Both patients and physicians may benefit from a workflow system developed at military medical facilities and tested at a cancer center clinic, according to results of an efficiency study.
Called the Military Acuity Model, the method examines tasks performed by physicians and nurses and identifies jobs that can be safely assigned to support staff.

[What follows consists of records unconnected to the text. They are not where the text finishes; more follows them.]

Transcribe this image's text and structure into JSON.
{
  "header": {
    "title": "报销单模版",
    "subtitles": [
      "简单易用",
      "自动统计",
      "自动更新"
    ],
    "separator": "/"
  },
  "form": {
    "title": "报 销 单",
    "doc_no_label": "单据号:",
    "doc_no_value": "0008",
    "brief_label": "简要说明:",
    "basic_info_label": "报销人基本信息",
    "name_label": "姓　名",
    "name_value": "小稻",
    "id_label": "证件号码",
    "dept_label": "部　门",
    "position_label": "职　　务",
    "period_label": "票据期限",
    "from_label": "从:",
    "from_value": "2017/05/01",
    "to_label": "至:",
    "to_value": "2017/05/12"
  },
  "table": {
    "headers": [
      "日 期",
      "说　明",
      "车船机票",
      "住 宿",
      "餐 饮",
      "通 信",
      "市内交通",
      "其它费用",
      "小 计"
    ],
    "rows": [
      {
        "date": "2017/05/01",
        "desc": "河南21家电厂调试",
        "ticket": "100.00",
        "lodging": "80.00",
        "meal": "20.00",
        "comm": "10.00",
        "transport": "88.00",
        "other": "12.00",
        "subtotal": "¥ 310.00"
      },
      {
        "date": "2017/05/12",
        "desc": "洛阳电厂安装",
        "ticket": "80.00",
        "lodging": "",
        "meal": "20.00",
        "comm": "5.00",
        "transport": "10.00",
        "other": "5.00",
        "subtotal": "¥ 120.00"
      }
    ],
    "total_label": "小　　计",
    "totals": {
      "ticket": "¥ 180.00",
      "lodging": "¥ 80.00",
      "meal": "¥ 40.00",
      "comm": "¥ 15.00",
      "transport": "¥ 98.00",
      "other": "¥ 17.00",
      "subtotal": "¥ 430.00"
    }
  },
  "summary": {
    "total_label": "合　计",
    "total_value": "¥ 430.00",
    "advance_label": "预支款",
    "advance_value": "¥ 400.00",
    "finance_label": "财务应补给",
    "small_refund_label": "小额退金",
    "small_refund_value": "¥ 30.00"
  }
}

The team, located at Johns Hopkins Kimmel Cancer Center clinic in Baltimore, Maryland, studied the model by applying it to activities involving 139 patients seen by oncologists at the Cancer Center’s outpatient pancreatic cancer clinic.

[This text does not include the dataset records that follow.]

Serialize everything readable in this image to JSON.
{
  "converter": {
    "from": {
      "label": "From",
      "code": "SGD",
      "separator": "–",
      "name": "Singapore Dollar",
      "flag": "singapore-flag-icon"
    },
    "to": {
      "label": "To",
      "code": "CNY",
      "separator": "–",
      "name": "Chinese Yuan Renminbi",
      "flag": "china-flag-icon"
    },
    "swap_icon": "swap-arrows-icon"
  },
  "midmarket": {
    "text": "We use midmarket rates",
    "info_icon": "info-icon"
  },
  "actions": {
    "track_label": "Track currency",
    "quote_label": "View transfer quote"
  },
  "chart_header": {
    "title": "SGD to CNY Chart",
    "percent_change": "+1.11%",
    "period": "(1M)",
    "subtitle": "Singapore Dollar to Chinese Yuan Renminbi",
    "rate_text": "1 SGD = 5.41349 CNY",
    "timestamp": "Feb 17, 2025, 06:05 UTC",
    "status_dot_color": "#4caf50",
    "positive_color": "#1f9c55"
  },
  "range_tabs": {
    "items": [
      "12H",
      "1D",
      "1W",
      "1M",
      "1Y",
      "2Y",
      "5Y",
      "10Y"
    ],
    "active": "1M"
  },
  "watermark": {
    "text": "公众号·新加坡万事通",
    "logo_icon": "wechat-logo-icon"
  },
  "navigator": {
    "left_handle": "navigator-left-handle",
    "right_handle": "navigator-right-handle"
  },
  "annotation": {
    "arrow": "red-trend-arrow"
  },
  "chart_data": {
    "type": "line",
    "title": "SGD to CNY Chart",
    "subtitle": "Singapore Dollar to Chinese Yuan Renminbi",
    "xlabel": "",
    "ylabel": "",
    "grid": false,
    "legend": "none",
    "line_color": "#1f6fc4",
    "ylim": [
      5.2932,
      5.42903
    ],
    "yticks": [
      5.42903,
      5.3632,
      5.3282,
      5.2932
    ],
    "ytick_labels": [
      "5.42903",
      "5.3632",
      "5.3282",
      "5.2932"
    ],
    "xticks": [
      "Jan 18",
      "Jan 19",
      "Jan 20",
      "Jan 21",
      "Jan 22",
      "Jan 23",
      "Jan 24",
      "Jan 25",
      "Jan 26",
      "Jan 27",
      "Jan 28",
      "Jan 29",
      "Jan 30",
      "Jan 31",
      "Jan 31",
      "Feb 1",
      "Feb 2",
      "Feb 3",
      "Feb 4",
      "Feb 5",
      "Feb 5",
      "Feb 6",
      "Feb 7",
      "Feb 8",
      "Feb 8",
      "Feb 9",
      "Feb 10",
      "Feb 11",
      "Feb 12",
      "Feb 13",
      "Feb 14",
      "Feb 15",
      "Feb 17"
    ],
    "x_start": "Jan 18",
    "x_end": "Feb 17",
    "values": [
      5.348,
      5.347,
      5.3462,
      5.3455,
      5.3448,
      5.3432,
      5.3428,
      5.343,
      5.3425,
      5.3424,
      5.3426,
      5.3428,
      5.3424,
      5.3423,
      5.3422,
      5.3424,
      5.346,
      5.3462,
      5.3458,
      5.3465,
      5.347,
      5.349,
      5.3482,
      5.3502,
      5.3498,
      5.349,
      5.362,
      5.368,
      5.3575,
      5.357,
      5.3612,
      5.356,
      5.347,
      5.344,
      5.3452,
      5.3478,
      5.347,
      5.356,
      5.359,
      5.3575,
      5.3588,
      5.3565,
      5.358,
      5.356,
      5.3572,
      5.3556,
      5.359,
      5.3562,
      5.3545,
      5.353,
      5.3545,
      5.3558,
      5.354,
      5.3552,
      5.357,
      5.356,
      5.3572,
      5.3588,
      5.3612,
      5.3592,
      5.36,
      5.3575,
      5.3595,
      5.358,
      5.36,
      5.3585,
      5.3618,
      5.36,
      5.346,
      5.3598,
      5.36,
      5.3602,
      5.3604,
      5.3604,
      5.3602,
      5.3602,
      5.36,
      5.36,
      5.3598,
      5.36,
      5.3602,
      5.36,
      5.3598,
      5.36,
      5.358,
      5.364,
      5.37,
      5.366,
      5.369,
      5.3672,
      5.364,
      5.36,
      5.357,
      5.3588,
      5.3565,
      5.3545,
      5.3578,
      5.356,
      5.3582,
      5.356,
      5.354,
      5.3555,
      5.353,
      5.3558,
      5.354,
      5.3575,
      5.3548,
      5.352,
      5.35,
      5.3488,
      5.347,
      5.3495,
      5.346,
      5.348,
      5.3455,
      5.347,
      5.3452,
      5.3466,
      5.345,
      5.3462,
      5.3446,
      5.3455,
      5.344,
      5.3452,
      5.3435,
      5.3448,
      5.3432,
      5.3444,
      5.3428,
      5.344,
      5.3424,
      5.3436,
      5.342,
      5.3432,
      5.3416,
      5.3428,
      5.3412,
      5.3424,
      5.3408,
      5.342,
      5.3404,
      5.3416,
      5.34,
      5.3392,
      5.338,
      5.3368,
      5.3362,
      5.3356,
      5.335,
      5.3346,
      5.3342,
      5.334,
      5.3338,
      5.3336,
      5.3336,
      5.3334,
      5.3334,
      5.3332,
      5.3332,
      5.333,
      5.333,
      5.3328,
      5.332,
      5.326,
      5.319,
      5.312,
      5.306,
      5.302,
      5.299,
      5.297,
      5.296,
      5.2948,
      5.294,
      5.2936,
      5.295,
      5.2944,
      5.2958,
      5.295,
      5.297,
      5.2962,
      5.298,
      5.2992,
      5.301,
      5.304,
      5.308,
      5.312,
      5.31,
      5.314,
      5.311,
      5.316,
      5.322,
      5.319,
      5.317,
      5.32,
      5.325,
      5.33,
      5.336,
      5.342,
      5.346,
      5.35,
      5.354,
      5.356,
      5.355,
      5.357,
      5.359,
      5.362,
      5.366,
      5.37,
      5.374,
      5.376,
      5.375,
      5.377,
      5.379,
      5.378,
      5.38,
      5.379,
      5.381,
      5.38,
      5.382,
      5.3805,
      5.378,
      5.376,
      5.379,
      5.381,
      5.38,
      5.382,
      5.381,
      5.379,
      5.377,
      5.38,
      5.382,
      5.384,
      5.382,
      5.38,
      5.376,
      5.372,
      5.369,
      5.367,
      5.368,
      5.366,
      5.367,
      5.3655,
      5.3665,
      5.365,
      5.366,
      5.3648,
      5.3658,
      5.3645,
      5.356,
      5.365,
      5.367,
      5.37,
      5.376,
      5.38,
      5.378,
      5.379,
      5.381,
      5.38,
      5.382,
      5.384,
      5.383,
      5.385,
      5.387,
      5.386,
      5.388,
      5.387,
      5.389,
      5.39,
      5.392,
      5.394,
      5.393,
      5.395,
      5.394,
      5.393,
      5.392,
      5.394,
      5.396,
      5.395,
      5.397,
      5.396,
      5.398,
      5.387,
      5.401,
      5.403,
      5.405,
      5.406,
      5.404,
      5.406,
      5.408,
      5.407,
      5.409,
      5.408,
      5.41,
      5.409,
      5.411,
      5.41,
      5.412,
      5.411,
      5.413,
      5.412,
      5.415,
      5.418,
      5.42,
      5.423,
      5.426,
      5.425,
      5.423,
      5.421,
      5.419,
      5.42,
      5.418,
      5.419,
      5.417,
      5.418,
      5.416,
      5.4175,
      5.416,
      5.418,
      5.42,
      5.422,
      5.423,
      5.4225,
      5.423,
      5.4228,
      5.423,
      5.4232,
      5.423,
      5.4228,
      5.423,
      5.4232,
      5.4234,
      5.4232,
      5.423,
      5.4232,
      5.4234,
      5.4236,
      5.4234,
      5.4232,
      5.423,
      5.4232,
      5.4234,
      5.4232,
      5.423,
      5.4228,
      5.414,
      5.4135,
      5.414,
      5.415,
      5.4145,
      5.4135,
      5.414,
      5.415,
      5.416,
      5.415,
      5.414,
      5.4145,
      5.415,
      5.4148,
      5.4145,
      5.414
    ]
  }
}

The study evaluated a work flow method developed by the US Air Force; Johns Hopkins researchers Shereef Elnahal, MD, MBA, and Joseph Herman, MD; and consulting firm ProcessProxy Corporation.
The goal, the researchers reported in the Physician Leadership Journal (March 2015; pp 56-65), was to identify critical tasks that, if missed or mishandled, would cost patients and physicians time or lead to avoidable symptoms and emergency room visits.
“The fight against cancer is not only a biological one,” said Herman, the clinic’s director and associate professor of radiation oncology and molecular radiation sciences at the Johns Hopkins University School of Medicine. “It also requires getting patients involved in treatment decisions and making care convenient, safe, and affordable for patients, and this is where I felt like we could improve.”
“The care we were providing was great, but we were limited by the number of patients we could see.”
The new workflow system, Herman said, helps the clinic see more patients and reduces some redundant and time-consuming work performed by oncologists. At the same time, the changes have helped patients avoid return visits to the clinic and emergency room for preventable problems.
Specifically, the clinic increased its daily patient volume by 31.4%, from an average of four patients per day to five patients per day. During the clinic’s busy season, from January to July, doctors in the clinic saw 10 patients per day with the new workflow in place, up from five patients per day.
In the 30 days after patients’ clinic visits, the percentage of patients who needed to call the clinic after their visits to discuss unresolved health issues decreased from 34% to 22%. The percentage of patients who had to go to the emergency room after their clinic visit also decreased, from 9.9% to 7.9%.
Led by Johns Hopkins radiation oncology resident Elnahal, the team identified six critical tasks that were reallocated to support staff, including the collection of pain assessment scores the morning of the clinic, assigning patients to specific doctors based on the patients’ stage and comorbidities, and ensuring patients came to the clinic with the most up-to-date medical imaging.
“This allowed physicians to make treatment decisions faster and more confidently on the day of the clinic, affording them more time to address patients’ symptoms and concerns,” said Elnahal.
The method used an existing two-member support team who managed these tasks, in addition to addressing social risk factors, such as substance abuse and insurance barriers.
“We are learning everything we can about patients before they walk in our door,” said Herman. “In the past, we would see patients in our clinic, look at their records, and then figure out what they need. It makes much more sense to properly triage people in advance, and that’s what Dr. Elnahal’s system does so well.”